Naturally when you’re making many life changes, it causes a lot of friction in the family, as your loved ones expect you to be a certain way and now suddenly you are acting differently, which often results in a backlash. Susan Jeffers devotes an entire chapter to coping with this backlash, in the chapter six “when they don’t want you to grow”. So if you are struggling to gain acceptance of a new ‘you’, by family and friends, take a look at this chapter, as it will be a great help in renegotiating these relationships.
Feel the Fear and Do It Any Way Final Thoughts
Hopefully this review gives you a little taste for this book “feels the fear and do it anyway”. It’s an awesome book and there’s a lot of material in it which I have not touched in this review. The basic message of the book, is that fear is normal but that it has to be challenged, in order for us to grow and to fulfil our wishes and dreams. Also self-responsibility and taking action are really important.
This message alone is really useful, but what you will find, if you take the time out to read and work through this book, is that she gives lots of exercises to help with this process.
So this book helps in three levels:
1). It provides a very good psychological overview, which will change how you think about fear and how we hold ourselves back in life.

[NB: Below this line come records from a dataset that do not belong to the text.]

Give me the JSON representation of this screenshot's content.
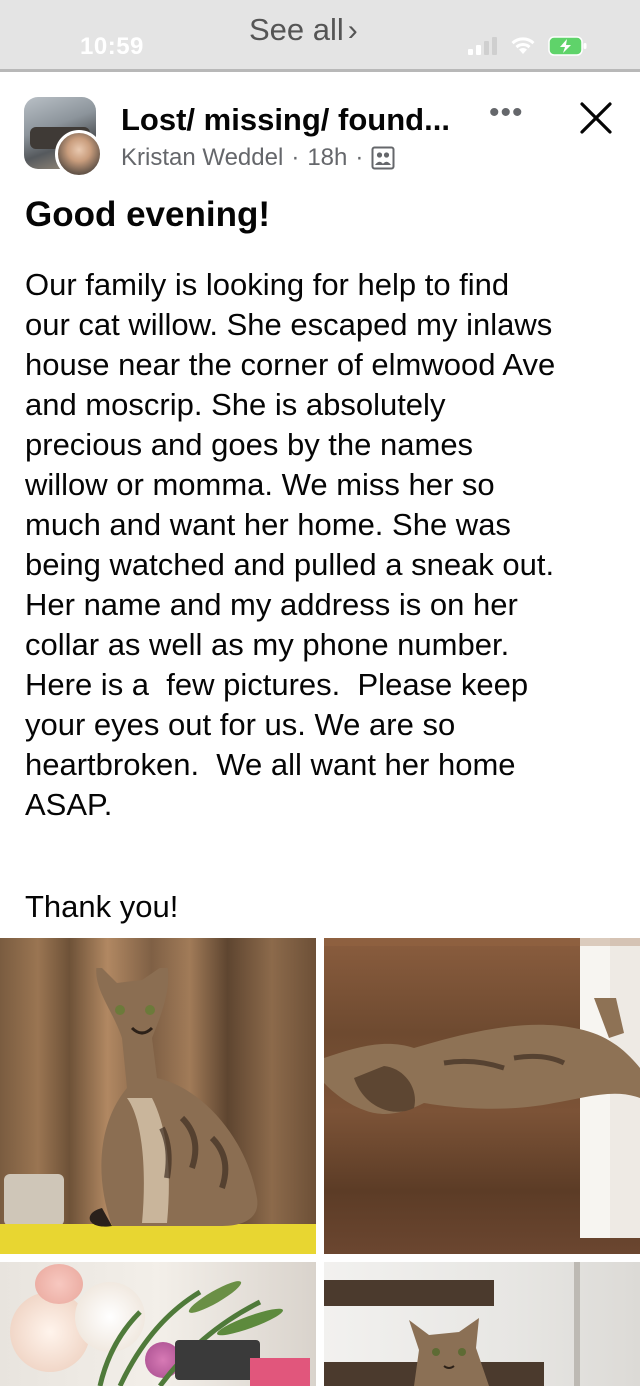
{
  "status_bar": {
    "time": "10:59",
    "back_label": "See all",
    "icons": [
      "cellular-signal-icon",
      "wifi-icon",
      "battery-charging-icon"
    ]
  },
  "post": {
    "group_name": "Lost/ missing/ found...",
    "author": "Kristan Weddel",
    "separator": "·",
    "time_ago": "18h",
    "audience_icon": "group-members-icon",
    "more_label": "•••",
    "title": "Good evening!",
    "message": "Our family is looking for help to find\nour cat willow. She escaped my inlaws\nhouse near the corner of elmwood Ave\nand moscrip. She is absolutely\nprecious and goes by the names\nwillow or momma. We miss her so\nmuch and want her home. She was\nbeing watched and pulled a sneak out.\nHer name and my address is on her\ncollar as well as my phone number.\nHere is a  few pictures.  Please keep\nyour eyes out for us. We are so\nheartbroken.  We all want her home\nASAP.",
    "closing": "Thank you!"
  },
  "colors": {
    "text": "#050505",
    "secondary_text": "#65676b",
    "banner_bg": "#e4e4e4",
    "battery_green": "#5fd36a"
  }
}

2). It provides a lot if inspirational stories, about people who have turned their life are around, by tackling these life issues.
3). It provides lots of exercises which will help you to reorientate yourself.
Now let’s get this clear, this book will not fix your life, nor is it supposed to. If you want to improve your life, it is a journey, a journey which takes years and which never ends. But this journey consists not just of actions but also it consists of books, videos, conversations, courses, training programs, time spent on self-reflection, time sent intimately with others and so on. “Feel the fear and do it anyway” is a wonderful way to help you along, with this process.
Another consideration with a book like “feel the fear and do it anyway”, is that these books help people at different points of their journey. Often a friend has recommended a book to me, which I felt to be boring, only to find myself reading it with great gusto a few years later!
So if you are interested in this book you can buy it here. At least take a look at it and think about it. Hopefully this review will have given you an insight about it. Certainly for me it was a pivotal book, which helped me greatly during a time in my life when I was struggling to get on my feet!